Asimismo, fue en la Roma del siglo I donde se impuso la costumbre de cortarse el pelo. Para ello era necesario la ayuda del tonsor o peluquero, quien armado de tijeras, de navaja y de peine satisfacía a su numerosa clientela. Ir a la peluquería era ya costumbre popular y arraigada.Entre los romanos, la barba nunca gozó de gran predicamento, hasta que el emperador hispanoromano Adriano, la puso de moda. Adriano se dejó una abundante barba para ocultar tras ella ciertas cicatrices de nacimiento que le afeaban el rostro.

El peinado también en el culto cristiano adquirió un significado litúrgico que duró hasta el siglo XVII: el sacerdote, antes de subir las gradas del altar era peinado por el diácono con un peine adornado reservado para aquel fin y los clérigos dejaron crecer sus barbas como símbolo de sabiduría. Pero tras el Cisma de Oriente, la iglesia de Roma decidió recomendar el afeitado, para distinguirse de los griegos. El papa León III se afeitó públicamente para mostrar sus diferencias con el patriarca de Constantinopla,comportamiento que hizo oficial el papa Gregorio VI, quien llegó a amenazar con la confiscación de bienes a aquellos clérigos que no se mostraran ante sus fieles bien afeitados. Durante la Edad Media se perfeccionó una navaja de afeitar de hierro. En la Edad Media, el Papa Bonifacio V regalaba peines en muestra de gratitud y afecto. Y los peines proliferaron por doquier. Peines rústicos, de madera o hueso sin desbastar; pero también de marfil, o peines elaborados artísticamente con incrustaciones de oro y de vidrio, que corrían entre manos cortesanas; peines renacentistas, con figurillas de cupidos en quehaceres de amor. Peines de plomo, para el cabello rubio. Peines hasta de pan, como el que le regaló a su barbero un pastelero burgalés en tiempos de Cervantes.

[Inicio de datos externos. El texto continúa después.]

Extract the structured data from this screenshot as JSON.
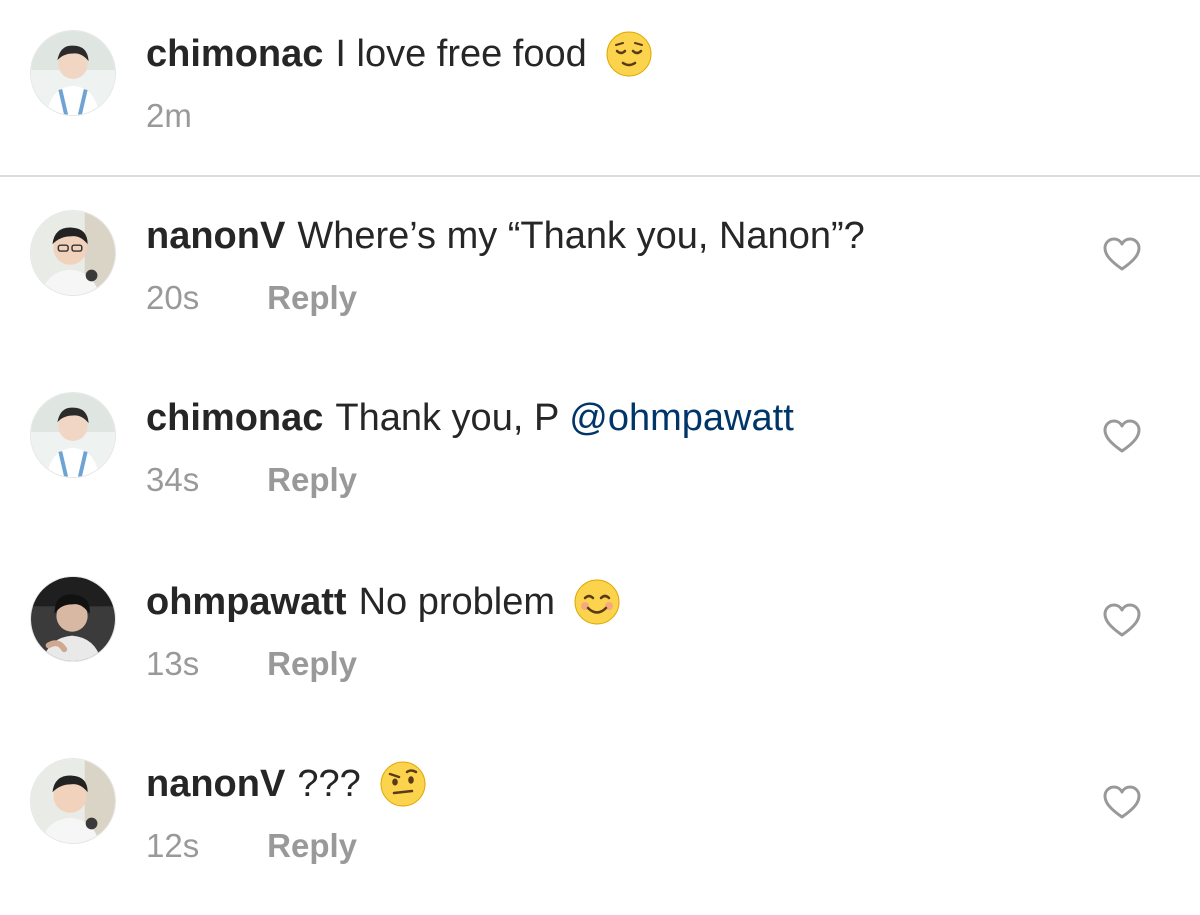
{
  "caption": {
    "username": "chimonac",
    "text": "I love free food",
    "emoji": "relieved-face-emoji",
    "time": "2m"
  },
  "comments": [
    {
      "username": "nanonV",
      "text": "Where’s my “Thank you, Nanon”?",
      "mention": "",
      "emoji": "",
      "time": "20s",
      "reply_label": "Reply",
      "icon": "heart-icon"
    },
    {
      "username": "chimonac",
      "text": "Thank you, P",
      "mention": "@ohmpawatt",
      "emoji": "",
      "time": "34s",
      "reply_label": "Reply",
      "icon": "heart-icon"
    },
    {
      "username": "ohmpawatt",
      "text": "No problem",
      "mention": "",
      "emoji": "smiling-face-emoji",
      "time": "13s",
      "reply_label": "Reply",
      "icon": "heart-icon"
    },
    {
      "username": "nanonV",
      "text": "???",
      "mention": "",
      "emoji": "raised-eyebrow-emoji",
      "time": "12s",
      "reply_label": "Reply",
      "icon": "heart-icon"
    }
  ],
  "colors": {
    "text": "#262626",
    "secondary": "#999999",
    "link": "#003569",
    "divider": "#dbdbdb"
  }
}
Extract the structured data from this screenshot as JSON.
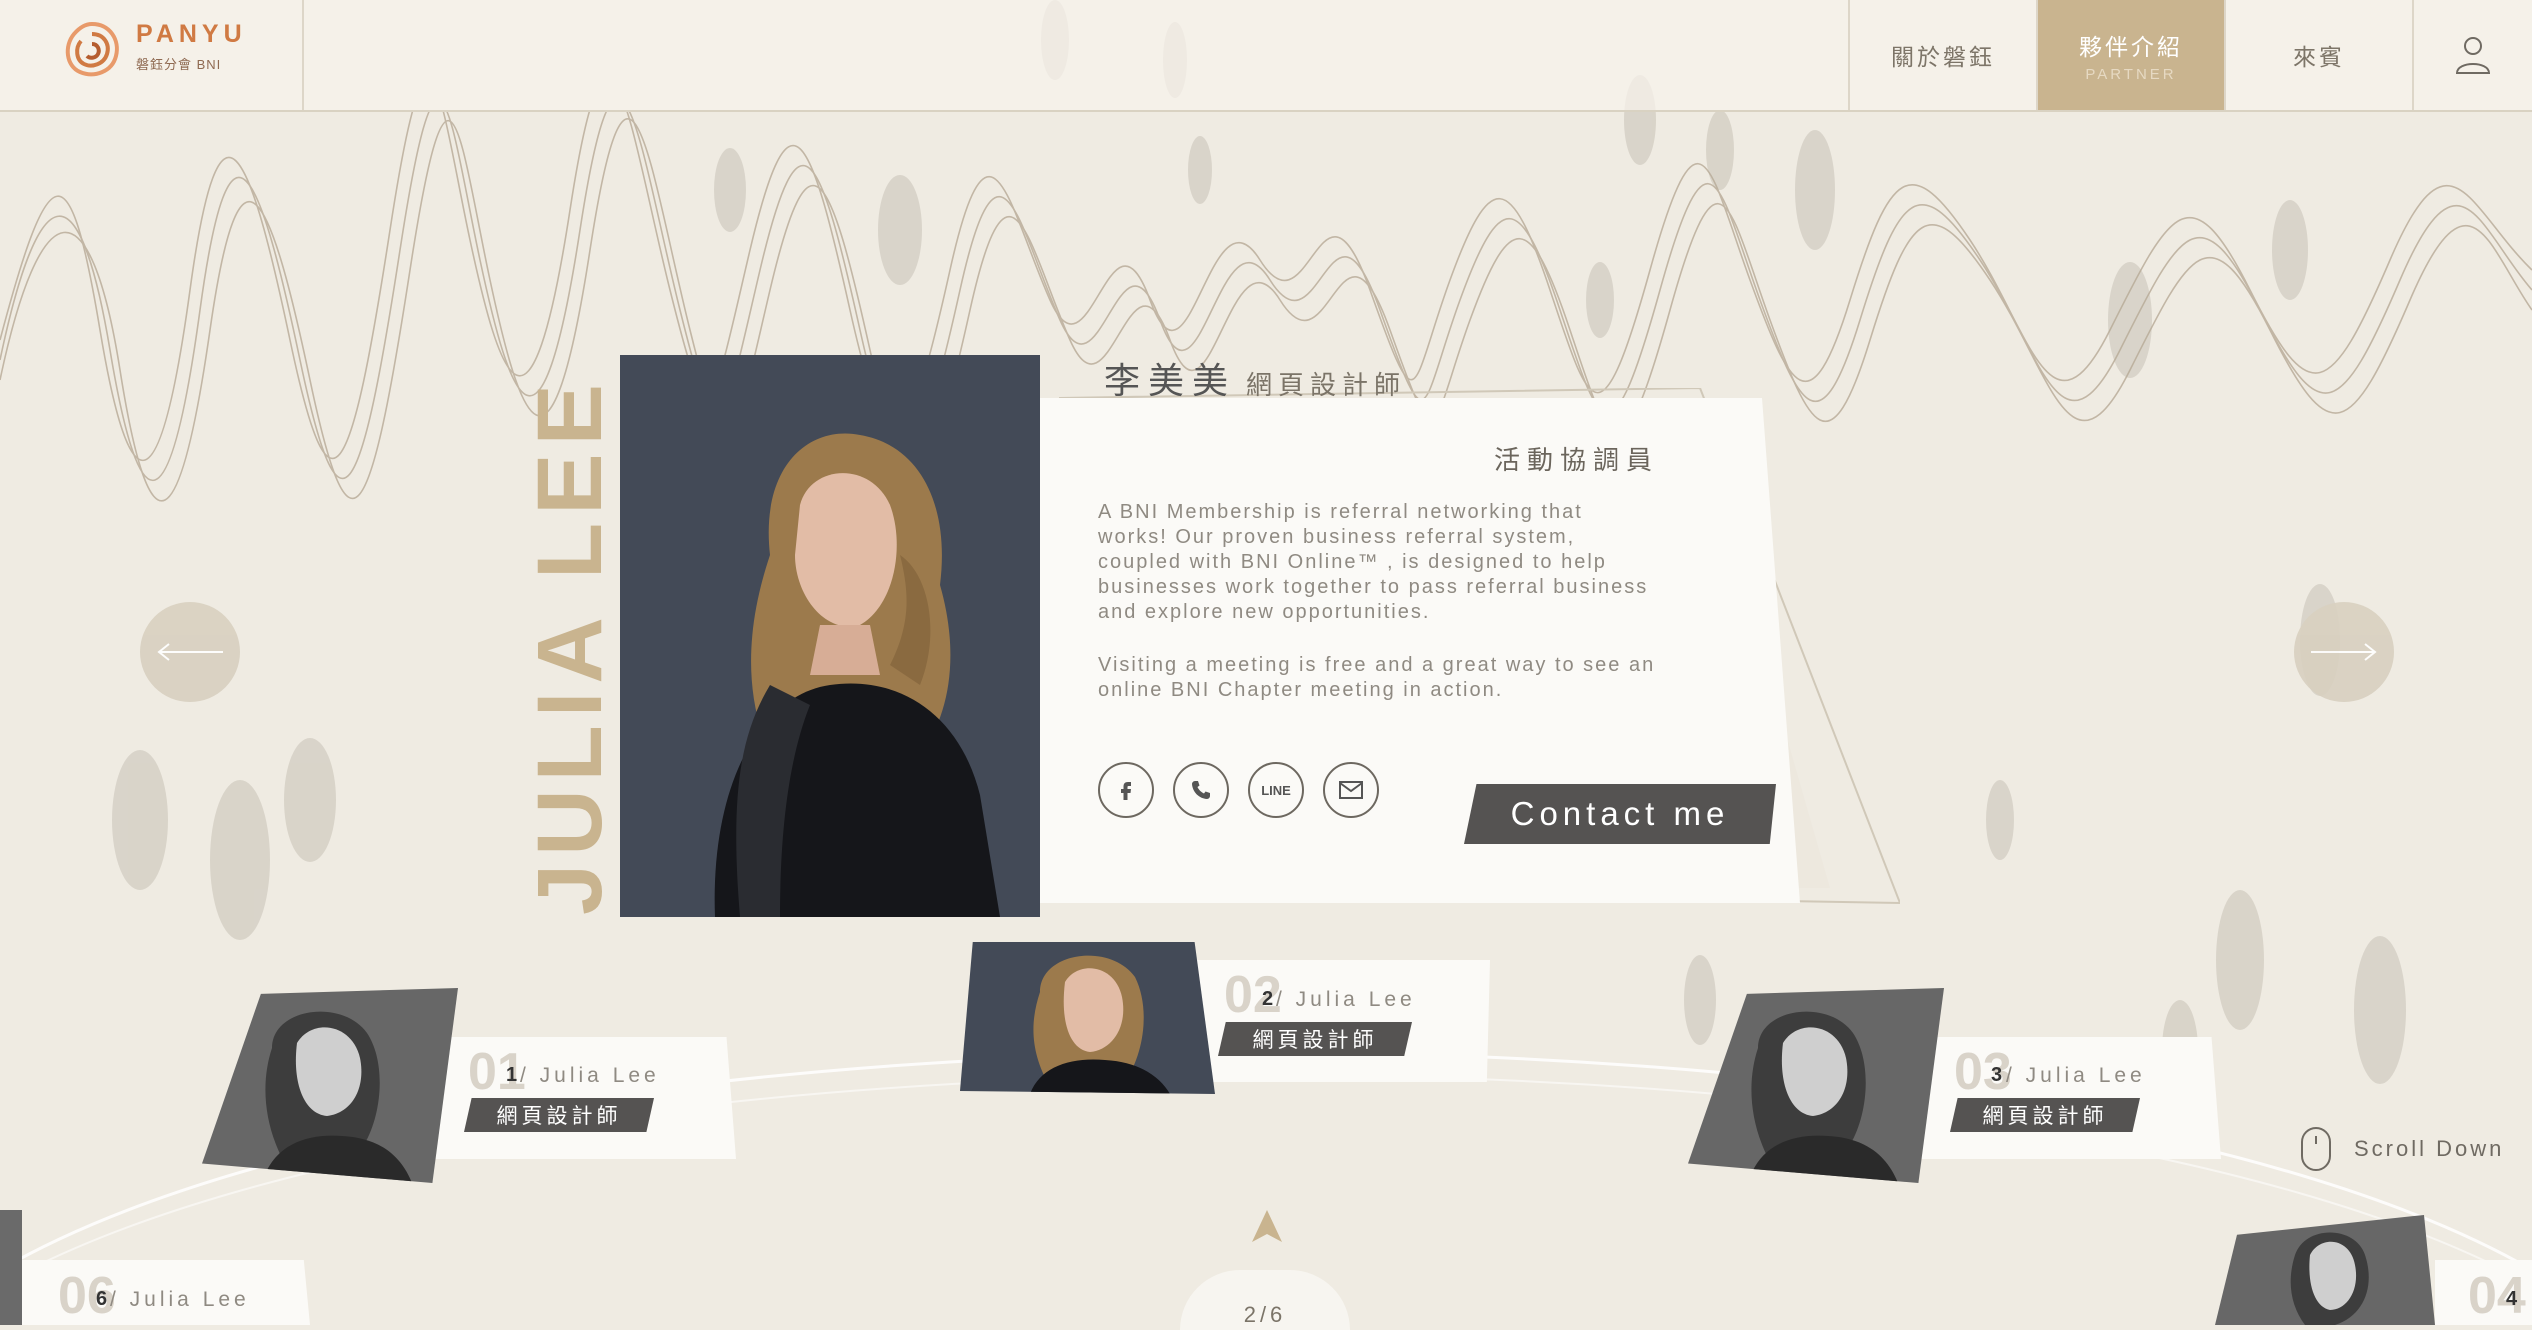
{
  "brand": {
    "name": "PANYU",
    "tagline": "磐鈺分會  BNI"
  },
  "nav": {
    "items": [
      {
        "label": "關於磐鈺",
        "sub": ""
      },
      {
        "label": "夥伴介紹",
        "sub": "PARTNER"
      },
      {
        "label": "來賓",
        "sub": ""
      }
    ]
  },
  "profile": {
    "english_name": "JULIA LEE",
    "name": "李美美",
    "title": "網頁設計師",
    "role": "活動協調員",
    "bio": [
      "A BNI Membership is referral networking that works! Our proven business referral system, coupled with BNI Online™ , is designed to help businesses work together to pass referral business and explore new opportunities.",
      "Visiting a meeting is free and a great way to see an online BNI Chapter meeting in action."
    ],
    "contact_label": "Contact me",
    "social": [
      "facebook-icon",
      "phone-icon",
      "line-icon",
      "mail-icon"
    ],
    "line_text": "LINE"
  },
  "thumbnails": [
    {
      "num": "01",
      "index": "1",
      "name": "/ Julia Lee",
      "role": "網頁設計師"
    },
    {
      "num": "02",
      "index": "2",
      "name": "/ Julia Lee",
      "role": "網頁設計師"
    },
    {
      "num": "03",
      "index": "3",
      "name": "/ Julia Lee",
      "role": "網頁設計師"
    },
    {
      "num": "06",
      "index": "6",
      "name": "/ Julia Lee",
      "role": ""
    },
    {
      "num": "04",
      "index": "4",
      "name": "",
      "role": ""
    }
  ],
  "scroll_label": "Scroll Down",
  "pager": "2/6",
  "colors": {
    "accent": "#c9b48f",
    "brand": "#d07a43",
    "dark": "#555352",
    "bg": "#efebe2"
  }
}
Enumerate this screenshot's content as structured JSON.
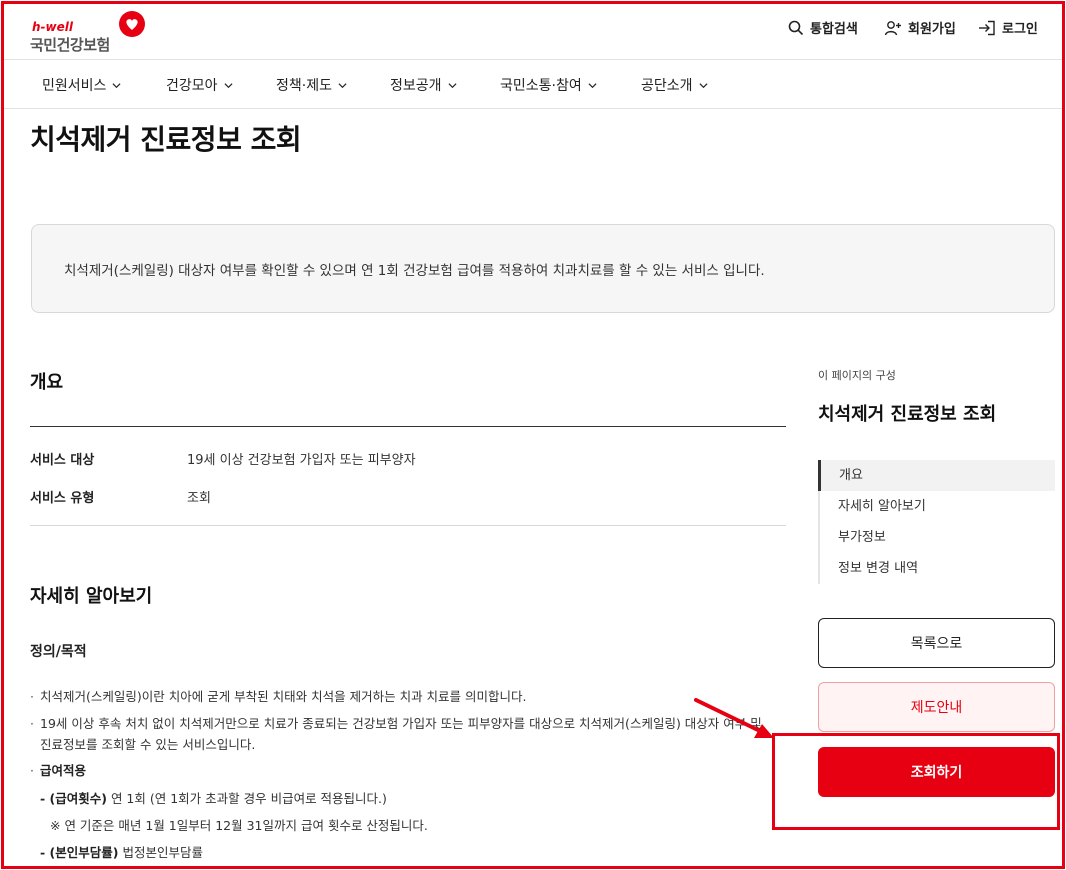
{
  "header": {
    "logo_small": "h-well",
    "logo_name": "국민건강보험",
    "search_label": "통합검색",
    "join_label": "회원가입",
    "login_label": "로그인"
  },
  "nav": {
    "items": [
      {
        "label": "민원서비스"
      },
      {
        "label": "건강모아"
      },
      {
        "label": "정책·제도"
      },
      {
        "label": "정보공개"
      },
      {
        "label": "국민소통·참여"
      },
      {
        "label": "공단소개"
      }
    ]
  },
  "page": {
    "title": "치석제거 진료정보 조회",
    "intro": "치석제거(스케일링) 대상자 여부를 확인할 수 있으며 연 1회 건강보험 급여를 적용하여 치과치료를 할 수 있는 서비스 입니다."
  },
  "overview": {
    "heading": "개요",
    "rows": [
      {
        "label": "서비스 대상",
        "value": "19세 이상 건강보험 가입자 또는 피부양자"
      },
      {
        "label": "서비스 유형",
        "value": "조회"
      }
    ]
  },
  "details": {
    "heading": "자세히 알아보기",
    "sub_heading": "정의/목적",
    "line1": "치석제거(스케일링)이란 치아에 굳게 부착된 치태와 치석을 제거하는 치과 치료를 의미합니다.",
    "line2": "19세 이상 후속 처치 없이 치석제거만으로 치료가 종료되는 건강보험 가입자 또는 피부양자를 대상으로 치석제거(스케일링) 대상자 여부 및",
    "line2b": "진료정보를 조회할 수 있는 서비스입니다.",
    "benefit_heading": "급여적용",
    "count_label": "- (급여횟수)",
    "count_text": "연 1회 (연 1회가 초과할 경우 비급여로 적용됩니다.)",
    "count_note": "※ 연 기준은 매년 1월 1일부터 12월 31일까지 급여 횟수로 산정됩니다.",
    "copay_label": "- (본인부담률)",
    "copay_text": "법정본인부담률"
  },
  "toc": {
    "caption": "이 페이지의 구성",
    "title": "치석제거 진료정보 조회",
    "items": [
      {
        "label": "개요"
      },
      {
        "label": "자세히 알아보기"
      },
      {
        "label": "부가정보"
      },
      {
        "label": "정보 변경 내역"
      }
    ]
  },
  "actions": {
    "list_label": "목록으로",
    "guide_label": "제도안내",
    "query_label": "조회하기"
  },
  "colors": {
    "brand_red": "#e60012",
    "guide_bg": "#fff3f3"
  }
}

Cuando los españoles llegaron a América pudieron constatar que también los amerindios se afeitaban, utilizando para ello unas conchas de molusco que a modo de pinza servía para quitarse los pelos uno a uno, y los unos a los otros, mientras charlaban. Durante el Renacimiento volvió a llevarse el cabello suelto: surgió la moda del «pelo visto», que asomaba por debajo de las tocas de las damas en forma de copetes ondulados. El tocado empezó a formar parte del peinado. Se usó y abusó de postizos y pelucas, y comenzó lo que los críticos de las costumbres de los siglos XVI al XVIII llamaron «las aberraciones capilares». La navaja de afeitar de acero apareció tardíamente, en el siglo XVIII, en la ciudad inglesa de Sheffield. Con la Revolución Francesa, Europa empezó a peinarse a lo «Brutus», a semejanza del personaje histórico que acabó con César: Pelo corto. Y hacia 1830 se volvió al llamado «look espartano» (que nada tendrá que ver con la realidad, como ya hemos visto): pelo corto y barba rasurada con patillas a los lados, para los hombres. Las mujeres adoptaron una estética rural: pelo largo recogido. A principios del siglo XX reapareció el pelo corto con ondas lisas de bordes claros, preparando la famosa moda «a lo Pompadour», y preconizando los famosos estilos que luego se conocieron con los nombres de «peinado a lo paje», y «a lo chico». Todo estaba presidido por melenas lisas con volumen, que hicieron necesario volver al uso del moño o del postizo para elaborar los peinados de esponja. El peine moderno sigue utilizando los mismos materiales, a los que se ha unido la extensa gama de otros, que a lo largo de los años han ido siendo descubiertos y aprovechados por esta incansable industria. Los peines de carey, elaborados en los Estados Unidos en 1870, de plástico, de goma india, o concha de tortuga. Por lo demás, como decía un humorista del pasado siglo: «Un peine siempre será un peine, algo para gente con cabeza». Y cabría añadir: siempre que en ella tenga presencia el pelo.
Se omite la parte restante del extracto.